JAMC 2026 : « Le Livre de la Jungle » : Une performance tunisienne magistrale qui honore les Journées des Arts de la Marionnette de Carthage
Dans le cadre de la 7ème édition des Journées des Arts de la Marionnette de Carthage, le « Cirque Paparoni » a ébloui le public du Théâtre de l’Opéra avec sa dernière création, « Le Livre de la Jungle » : un spectacle qui allie virtuosité circassienne et profondeur philosophique.

Le mardi 3 février 2026, la Cité de la Culture Chedli Klibi a accueilli une foule de spectateurs de tous âges venus découvrir ce qui s’annonce déjà comme un jalon du cirque contemporain tunisien. Durant une heure et demie, le spectacle « Le Livre de la Jungle » a trبansporté le public dans un univers où les frontières entre les genres s’effacent.
Une comédie musicale sans paroles
Bien que classée comme un spectacle de cirque, cette œuvre s’apparente davantage à une comédie musicale muette. En l’absence de dialogues, c’est le corps qui prend la parole.
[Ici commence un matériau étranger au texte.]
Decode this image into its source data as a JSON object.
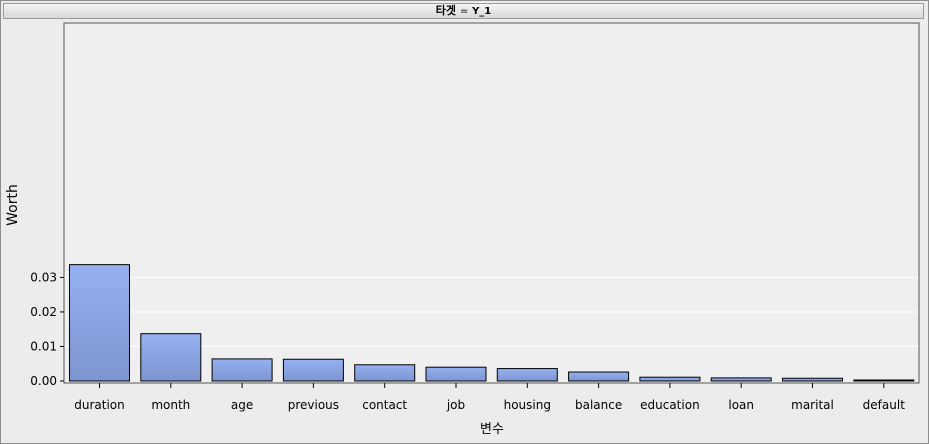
{
  "header": {
    "target_label": "타겟",
    "equals": "=",
    "target_value": "Y_1"
  },
  "colors": {
    "bar_top": "#95b1f1",
    "bar_bottom": "#7d95cf",
    "plot_bg": "#efefef",
    "frame_bg": "#ececec"
  },
  "chart_data": {
    "type": "bar",
    "title": "",
    "xlabel": "변수",
    "ylabel": "Worth",
    "categories": [
      "duration",
      "month",
      "age",
      "previous",
      "contact",
      "job",
      "housing",
      "balance",
      "education",
      "loan",
      "marital",
      "default"
    ],
    "values": [
      0.0337,
      0.0137,
      0.0064,
      0.0063,
      0.0047,
      0.004,
      0.0036,
      0.0026,
      0.0011,
      0.0009,
      0.0008,
      0.0001
    ],
    "ylim": [
      0,
      0.0345
    ],
    "yticks": [
      0,
      0.01,
      0.02,
      0.03
    ],
    "ytick_labels": [
      "0.00",
      "0.01",
      "0.02",
      "0.03"
    ],
    "grid": true,
    "legend": "none"
  }
}
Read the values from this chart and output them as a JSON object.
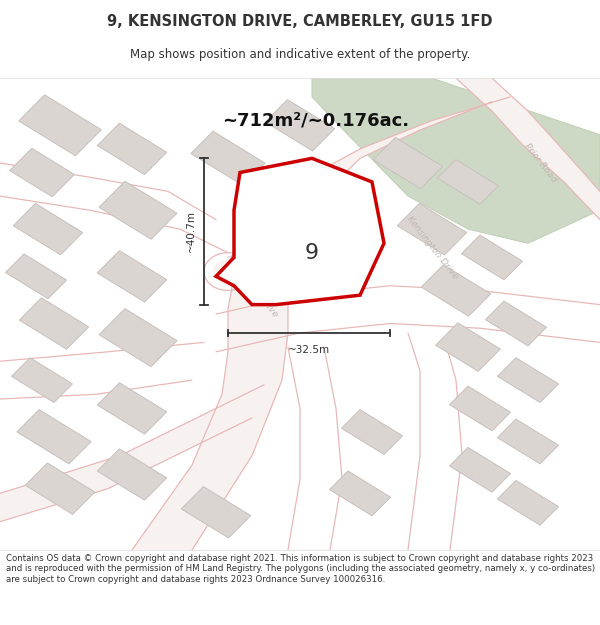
{
  "title": "9, KENSINGTON DRIVE, CAMBERLEY, GU15 1FD",
  "subtitle": "Map shows position and indicative extent of the property.",
  "area_text": "~712m²/~0.176ac.",
  "dim_width": "~32.5m",
  "dim_height": "~40.7m",
  "label_number": "9",
  "footer": "Contains OS data © Crown copyright and database right 2021. This information is subject to Crown copyright and database rights 2023 and is reproduced with the permission of HM Land Registry. The polygons (including the associated geometry, namely x, y co-ordinates) are subject to Crown copyright and database rights 2023 Ordnance Survey 100026316.",
  "bg_color": "#f5f0ee",
  "map_bg": "#f0eceb",
  "road_fill": "#f8f4f2",
  "road_outline": "#e8b8b8",
  "building_fill": "#dbd5d2",
  "building_outline": "#c8c0bc",
  "green_fill": "#cdd9c5",
  "green_outline": "#bfcfb5",
  "highlight_fill": "#ffffff",
  "highlight_outline": "#cc0000",
  "road_label_color": "#c0b8b5",
  "text_color": "#333333",
  "dim_color": "#333333",
  "footer_color": "#333333"
}
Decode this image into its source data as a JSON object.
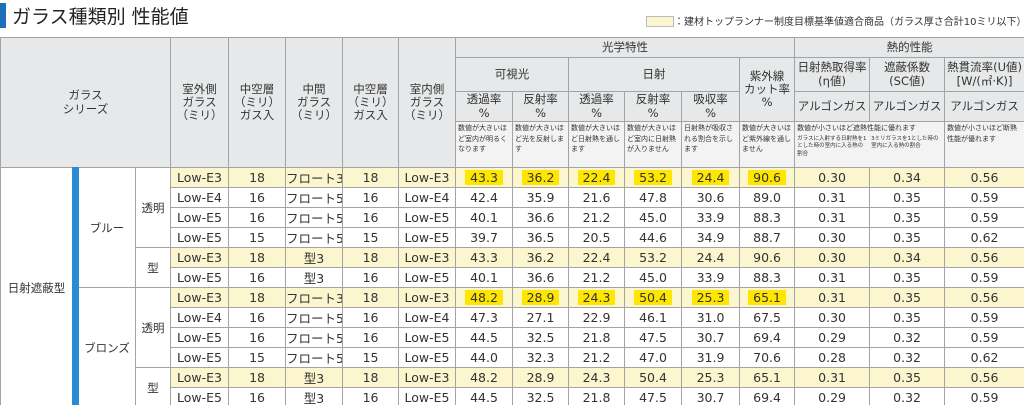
{
  "header": {
    "title": "ガラス種類別 性能値",
    "legend": "：建材トップランナー制度目標基準値適合商品（ガラス厚さ合計10ミリ以下）"
  },
  "table": {
    "highlight_color": "#fcf6cf",
    "mark_color": "#ffe600",
    "head": {
      "series": "ガラス\nシリーズ",
      "glass": [
        "室外側\nガラス\n（ミリ）",
        "中空層\n（ミリ）\nガス入",
        "中間\nガラス\n（ミリ）",
        "中空層\n（ミリ）\nガス入",
        "室内側\nガラス\n（ミリ）"
      ],
      "optical": {
        "title": "光学特性",
        "visible": "可視光",
        "solar": "日射",
        "uv": "紫外線\nカット率\n%",
        "columns": [
          "透過率\n%",
          "反射率\n%",
          "透過率\n%",
          "反射率\n%",
          "吸収率\n%"
        ],
        "notes": [
          "数値が大きいほど室内が明るくなります",
          "数値が大きいほど光を反射します",
          "数値が大きいほど日射熱を通します",
          "数値が大きいほど室内に日射熱が入りません",
          "日射熱が吸収される割合を示します",
          "数値が大きいほど紫外線を通しません"
        ]
      },
      "thermal": {
        "title": "熱的性能",
        "columns": [
          "日射熱取得率\n(η値)",
          "遮蔽係数\n(SC値)",
          "熱貫流率(U値)\n[W/(㎡·K)]"
        ],
        "gas": [
          "アルゴンガス",
          "アルゴンガス",
          "アルゴンガス"
        ],
        "note_shading": "数値が小さいほど遮熱性能に優れます",
        "sub_notes": [
          "ガラスに入射する日射熱を1とした時の室内に入る熱の割合",
          "3ミリガラスを1とした時の室内に入る熱の割合"
        ],
        "note_insulation": "数値が小さいほど断熱性能が優れます"
      }
    },
    "groups": [
      {
        "label": "日射遮蔽型",
        "colors": [
          {
            "label": "ブルー",
            "kinds": [
              {
                "label": "透明",
                "rows": [
                  {
                    "highlight": true,
                    "marked": true,
                    "cells": [
                      "Low-E3",
                      "18",
                      "フロート3",
                      "18",
                      "Low-E3",
                      "43.3",
                      "36.2",
                      "22.4",
                      "53.2",
                      "24.4",
                      "90.6",
                      "0.30",
                      "0.34",
                      "0.56"
                    ]
                  },
                  {
                    "highlight": false,
                    "marked": false,
                    "cells": [
                      "Low-E4",
                      "16",
                      "フロート5",
                      "16",
                      "Low-E4",
                      "42.4",
                      "35.9",
                      "21.6",
                      "47.8",
                      "30.6",
                      "89.0",
                      "0.31",
                      "0.35",
                      "0.59"
                    ]
                  },
                  {
                    "highlight": false,
                    "marked": false,
                    "cells": [
                      "Low-E5",
                      "16",
                      "フロート5",
                      "16",
                      "Low-E5",
                      "40.1",
                      "36.6",
                      "21.2",
                      "45.0",
                      "33.9",
                      "88.3",
                      "0.31",
                      "0.35",
                      "0.59"
                    ]
                  },
                  {
                    "highlight": false,
                    "marked": false,
                    "cells": [
                      "Low-E5",
                      "15",
                      "フロート5",
                      "15",
                      "Low-E5",
                      "39.7",
                      "36.5",
                      "20.5",
                      "44.6",
                      "34.9",
                      "88.7",
                      "0.30",
                      "0.35",
                      "0.62"
                    ]
                  }
                ]
              },
              {
                "label": "型",
                "rows": [
                  {
                    "highlight": true,
                    "marked": false,
                    "cells": [
                      "Low-E3",
                      "18",
                      "型3",
                      "18",
                      "Low-E3",
                      "43.3",
                      "36.2",
                      "22.4",
                      "53.2",
                      "24.4",
                      "90.6",
                      "0.30",
                      "0.34",
                      "0.56"
                    ]
                  },
                  {
                    "highlight": false,
                    "marked": false,
                    "cells": [
                      "Low-E5",
                      "16",
                      "型3",
                      "16",
                      "Low-E5",
                      "40.1",
                      "36.6",
                      "21.2",
                      "45.0",
                      "33.9",
                      "88.3",
                      "0.31",
                      "0.35",
                      "0.59"
                    ]
                  }
                ]
              }
            ]
          },
          {
            "label": "ブロンズ",
            "kinds": [
              {
                "label": "透明",
                "rows": [
                  {
                    "highlight": true,
                    "marked": true,
                    "cells": [
                      "Low-E3",
                      "18",
                      "フロート3",
                      "18",
                      "Low-E3",
                      "48.2",
                      "28.9",
                      "24.3",
                      "50.4",
                      "25.3",
                      "65.1",
                      "0.31",
                      "0.35",
                      "0.56"
                    ]
                  },
                  {
                    "highlight": false,
                    "marked": false,
                    "cells": [
                      "Low-E4",
                      "16",
                      "フロート5",
                      "16",
                      "Low-E4",
                      "47.3",
                      "27.1",
                      "22.9",
                      "46.1",
                      "31.0",
                      "67.5",
                      "0.30",
                      "0.35",
                      "0.59"
                    ]
                  },
                  {
                    "highlight": false,
                    "marked": false,
                    "cells": [
                      "Low-E5",
                      "16",
                      "フロート5",
                      "16",
                      "Low-E5",
                      "44.5",
                      "32.5",
                      "21.8",
                      "47.5",
                      "30.7",
                      "69.4",
                      "0.29",
                      "0.32",
                      "0.59"
                    ]
                  },
                  {
                    "highlight": false,
                    "marked": false,
                    "cells": [
                      "Low-E5",
                      "15",
                      "フロート5",
                      "15",
                      "Low-E5",
                      "44.0",
                      "32.3",
                      "21.2",
                      "47.0",
                      "31.9",
                      "70.6",
                      "0.28",
                      "0.32",
                      "0.62"
                    ]
                  }
                ]
              },
              {
                "label": "型",
                "rows": [
                  {
                    "highlight": true,
                    "marked": false,
                    "cells": [
                      "Low-E3",
                      "18",
                      "型3",
                      "18",
                      "Low-E3",
                      "48.2",
                      "28.9",
                      "24.3",
                      "50.4",
                      "25.3",
                      "65.1",
                      "0.31",
                      "0.35",
                      "0.56"
                    ]
                  },
                  {
                    "highlight": false,
                    "marked": false,
                    "cells": [
                      "Low-E5",
                      "16",
                      "型3",
                      "16",
                      "Low-E5",
                      "44.5",
                      "32.5",
                      "21.8",
                      "47.5",
                      "30.7",
                      "69.4",
                      "0.29",
                      "0.32",
                      "0.59"
                    ]
                  }
                ]
              }
            ]
          }
        ]
      }
    ]
  }
}
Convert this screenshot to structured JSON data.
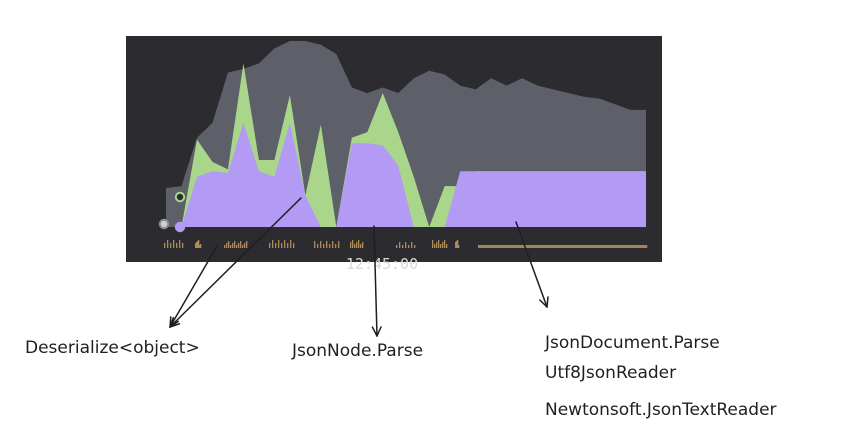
{
  "chart_data": {
    "type": "area",
    "title": "",
    "xlabel": "12:45:00",
    "ylabel": "",
    "x": [
      0,
      1,
      2,
      3,
      4,
      5,
      6,
      7,
      8,
      9,
      10,
      11,
      12,
      13,
      14,
      15,
      16,
      17,
      18,
      19,
      20,
      21,
      22,
      23,
      24,
      25,
      26,
      27,
      28,
      29,
      30,
      31
    ],
    "series": [
      {
        "name": "",
        "color": "#5e6069",
        "values": [
          0.21,
          0.22,
          0.48,
          0.56,
          0.83,
          0.85,
          0.88,
          0.96,
          1.0,
          1.0,
          0.98,
          0.93,
          0.75,
          0.72,
          0.75,
          0.72,
          0.8,
          0.84,
          0.82,
          0.76,
          0.74,
          0.8,
          0.76,
          0.8,
          0.76,
          0.74,
          0.72,
          0.7,
          0.69,
          0.66,
          0.63,
          0.63
        ]
      },
      {
        "name": "",
        "color": "#a9d68a",
        "values": [
          0.0,
          0.0,
          0.47,
          0.35,
          0.31,
          0.88,
          0.36,
          0.36,
          0.71,
          0.17,
          0.55,
          0.0,
          0.48,
          0.51,
          0.72,
          0.51,
          0.27,
          0.0,
          0.22,
          0.22,
          0.3,
          0.3,
          0.3,
          0.3,
          0.3,
          0.3,
          0.3,
          0.3,
          0.3,
          0.3,
          0.3,
          0.3
        ]
      },
      {
        "name": "",
        "color": "#b29af5",
        "values": [
          0.0,
          0.0,
          0.27,
          0.3,
          0.29,
          0.56,
          0.3,
          0.27,
          0.56,
          0.17,
          0.0,
          0.0,
          0.45,
          0.45,
          0.44,
          0.33,
          0.0,
          0.0,
          0.0,
          0.3,
          0.3,
          0.3,
          0.3,
          0.3,
          0.3,
          0.3,
          0.3,
          0.3,
          0.3,
          0.3,
          0.3,
          0.3
        ]
      }
    ],
    "ylim": [
      0,
      1
    ],
    "grid": false,
    "legend": "none"
  },
  "annotations": [
    {
      "text": "Deserialize<object>"
    },
    {
      "text": "JsonNode.Parse"
    },
    {
      "text": "JsonDocument.Parse"
    },
    {
      "text": "Utf8JsonReader"
    },
    {
      "text": "Newtonsoft.JsonTextReader"
    }
  ],
  "colors": {
    "panel": "#2c2c30",
    "gray_series": "#5e6069",
    "green_series": "#a9d68a",
    "purple_series": "#b29af5",
    "activity_ticks": "#b38f5d"
  }
}
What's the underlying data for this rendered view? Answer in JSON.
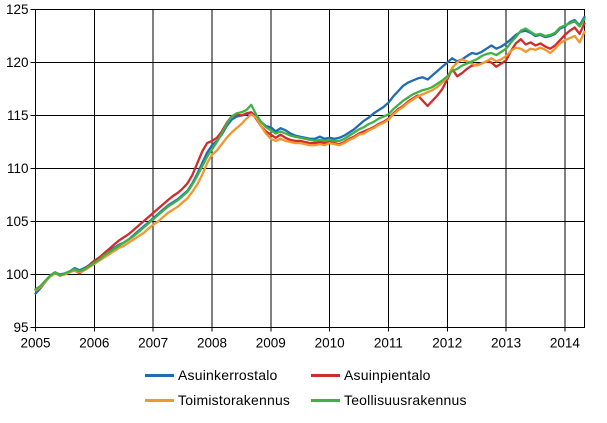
{
  "chart_data": {
    "type": "line",
    "title": "",
    "xlabel": "",
    "ylabel": "",
    "x_unit": "month",
    "x_start": "2005-01",
    "x_end": "2014-05",
    "x_tick_labels": [
      "2005",
      "2006",
      "2007",
      "2008",
      "2009",
      "2010",
      "2011",
      "2012",
      "2013",
      "2014"
    ],
    "y_ticks": [
      95,
      100,
      105,
      110,
      115,
      120,
      125
    ],
    "ylim": [
      95,
      125
    ],
    "grid": "both-black",
    "legend_position": "bottom-two-columns",
    "series": [
      {
        "name": "Asuinkerrostalo",
        "color": "#1F6CB4",
        "values": [
          98.2,
          98.7,
          99.3,
          99.9,
          100.2,
          100.0,
          100.1,
          100.3,
          100.6,
          100.4,
          100.6,
          100.9,
          101.3,
          101.5,
          101.9,
          102.2,
          102.5,
          102.8,
          103.0,
          103.3,
          103.7,
          104.1,
          104.5,
          104.9,
          105.3,
          105.7,
          106.1,
          106.5,
          106.8,
          107.1,
          107.5,
          107.9,
          108.6,
          109.5,
          110.5,
          111.5,
          112.2,
          112.6,
          113.2,
          114.0,
          114.6,
          114.9,
          115.0,
          115.1,
          115.3,
          114.9,
          114.4,
          114.0,
          113.9,
          113.5,
          113.8,
          113.6,
          113.3,
          113.1,
          113.0,
          112.9,
          112.8,
          112.8,
          113.0,
          112.8,
          112.9,
          112.8,
          112.9,
          113.1,
          113.4,
          113.7,
          114.1,
          114.5,
          114.8,
          115.2,
          115.5,
          115.8,
          116.2,
          116.8,
          117.3,
          117.8,
          118.1,
          118.3,
          118.5,
          118.6,
          118.4,
          118.8,
          119.2,
          119.6,
          120.0,
          120.4,
          120.1,
          120.3,
          120.6,
          120.9,
          120.8,
          121.0,
          121.3,
          121.6,
          121.3,
          121.5,
          121.8,
          122.2,
          122.6,
          122.9,
          123.0,
          122.8,
          122.5,
          122.6,
          122.4,
          122.5,
          122.7,
          123.2,
          123.4,
          123.8,
          124.0,
          123.5,
          124.3
        ]
      },
      {
        "name": "Asuinpientalo",
        "color": "#D22B2B",
        "values": [
          98.6,
          98.9,
          99.4,
          99.9,
          100.2,
          99.9,
          100.1,
          100.3,
          100.4,
          100.1,
          100.5,
          100.9,
          101.3,
          101.6,
          102.0,
          102.4,
          102.8,
          103.2,
          103.5,
          103.8,
          104.2,
          104.6,
          105.0,
          105.4,
          105.8,
          106.2,
          106.6,
          107.0,
          107.4,
          107.7,
          108.1,
          108.6,
          109.4,
          110.5,
          111.6,
          112.4,
          112.6,
          112.9,
          113.5,
          114.3,
          114.9,
          115.1,
          115.0,
          115.2,
          115.3,
          114.7,
          114.0,
          113.5,
          113.2,
          112.9,
          113.2,
          112.9,
          112.7,
          112.6,
          112.6,
          112.5,
          112.4,
          112.4,
          112.5,
          112.4,
          112.5,
          112.4,
          112.3,
          112.5,
          112.8,
          113.0,
          113.3,
          113.5,
          113.7,
          113.9,
          114.2,
          114.4,
          114.7,
          115.2,
          115.6,
          115.9,
          116.3,
          116.6,
          116.9,
          116.4,
          115.9,
          116.4,
          116.9,
          117.5,
          118.4,
          119.4,
          118.7,
          119.0,
          119.4,
          119.7,
          119.8,
          119.9,
          120.1,
          120.0,
          119.6,
          119.9,
          120.2,
          121.1,
          121.8,
          122.2,
          121.7,
          121.9,
          121.6,
          121.8,
          121.5,
          121.3,
          121.6,
          122.1,
          122.6,
          123.0,
          123.3,
          122.7,
          123.7
        ]
      },
      {
        "name": "Toimistorakennus",
        "color": "#F2962E",
        "values": [
          98.5,
          98.8,
          99.3,
          99.8,
          100.1,
          99.9,
          100.0,
          100.2,
          100.4,
          100.2,
          100.4,
          100.7,
          101.0,
          101.3,
          101.6,
          101.9,
          102.2,
          102.5,
          102.7,
          103.0,
          103.3,
          103.6,
          103.9,
          104.3,
          104.7,
          105.0,
          105.4,
          105.8,
          106.1,
          106.4,
          106.8,
          107.2,
          107.8,
          108.5,
          109.4,
          110.5,
          111.3,
          111.7,
          112.3,
          112.9,
          113.4,
          113.8,
          114.2,
          114.7,
          115.1,
          114.8,
          114.0,
          113.3,
          112.8,
          112.6,
          112.8,
          112.6,
          112.5,
          112.4,
          112.4,
          112.3,
          112.2,
          112.2,
          112.3,
          112.2,
          112.4,
          112.3,
          112.2,
          112.4,
          112.7,
          112.9,
          113.2,
          113.3,
          113.6,
          113.8,
          114.1,
          114.3,
          114.6,
          115.1,
          115.5,
          115.8,
          116.2,
          116.5,
          116.8,
          117.0,
          117.2,
          117.4,
          117.7,
          118.1,
          118.6,
          119.5,
          120.0,
          120.3,
          120.1,
          119.9,
          119.7,
          119.9,
          120.1,
          120.4,
          120.1,
          120.3,
          120.6,
          121.1,
          121.4,
          121.3,
          121.0,
          121.3,
          121.2,
          121.4,
          121.2,
          120.9,
          121.3,
          121.8,
          122.1,
          122.3,
          122.5,
          121.9,
          122.9
        ]
      },
      {
        "name": "Teollisuusrakennus",
        "color": "#3FB146",
        "values": [
          98.6,
          98.9,
          99.4,
          99.9,
          100.2,
          99.9,
          100.1,
          100.3,
          100.5,
          100.3,
          100.5,
          100.8,
          101.1,
          101.4,
          101.8,
          102.1,
          102.4,
          102.7,
          103.0,
          103.3,
          103.6,
          104.0,
          104.4,
          104.8,
          105.2,
          105.6,
          106.0,
          106.4,
          106.7,
          107.0,
          107.4,
          107.8,
          108.5,
          109.3,
          110.2,
          111.1,
          111.8,
          112.5,
          113.3,
          114.2,
          114.9,
          115.2,
          115.3,
          115.5,
          116.0,
          115.1,
          114.4,
          113.9,
          113.6,
          113.3,
          113.5,
          113.3,
          113.1,
          113.0,
          112.9,
          112.8,
          112.7,
          112.6,
          112.7,
          112.6,
          112.7,
          112.6,
          112.6,
          112.8,
          113.1,
          113.4,
          113.7,
          113.9,
          114.2,
          114.4,
          114.7,
          114.9,
          115.1,
          115.6,
          116.0,
          116.4,
          116.7,
          117.0,
          117.2,
          117.4,
          117.5,
          117.7,
          118.0,
          118.3,
          118.7,
          119.2,
          119.4,
          119.7,
          119.9,
          120.1,
          120.3,
          120.6,
          120.8,
          120.9,
          120.7,
          121.0,
          121.3,
          121.9,
          122.4,
          123.0,
          123.2,
          122.9,
          122.6,
          122.7,
          122.5,
          122.6,
          122.8,
          123.3,
          123.5,
          123.7,
          123.9,
          123.4,
          124.1
        ]
      }
    ],
    "axis_color": "#000000",
    "grid_color": "#000000",
    "background_color": "#ffffff"
  },
  "legend": {
    "items": [
      {
        "label": "Asuinkerrostalo"
      },
      {
        "label": "Asuinpientalo"
      },
      {
        "label": "Toimistorakennus"
      },
      {
        "label": "Teollisuusrakennus"
      }
    ]
  }
}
La scène, transformée en une forêt enchantée, est dominée par un livre géant, rappelant que l’action est une émanation directe du texte littéraire tout en s’en affranchissant par le mouvement et la danse.
Warda : Une identité tunisienne au cœur de l’aventure
Au centre de ce tableau artistique se trouve « Warda », une jeune fille habitée par le rêve de voler. Si son lien avec le monde animal évoque instantanément la figure de Mowgli, le récit s’ancre ici dans les légendes anciennes et la culture tunisienne.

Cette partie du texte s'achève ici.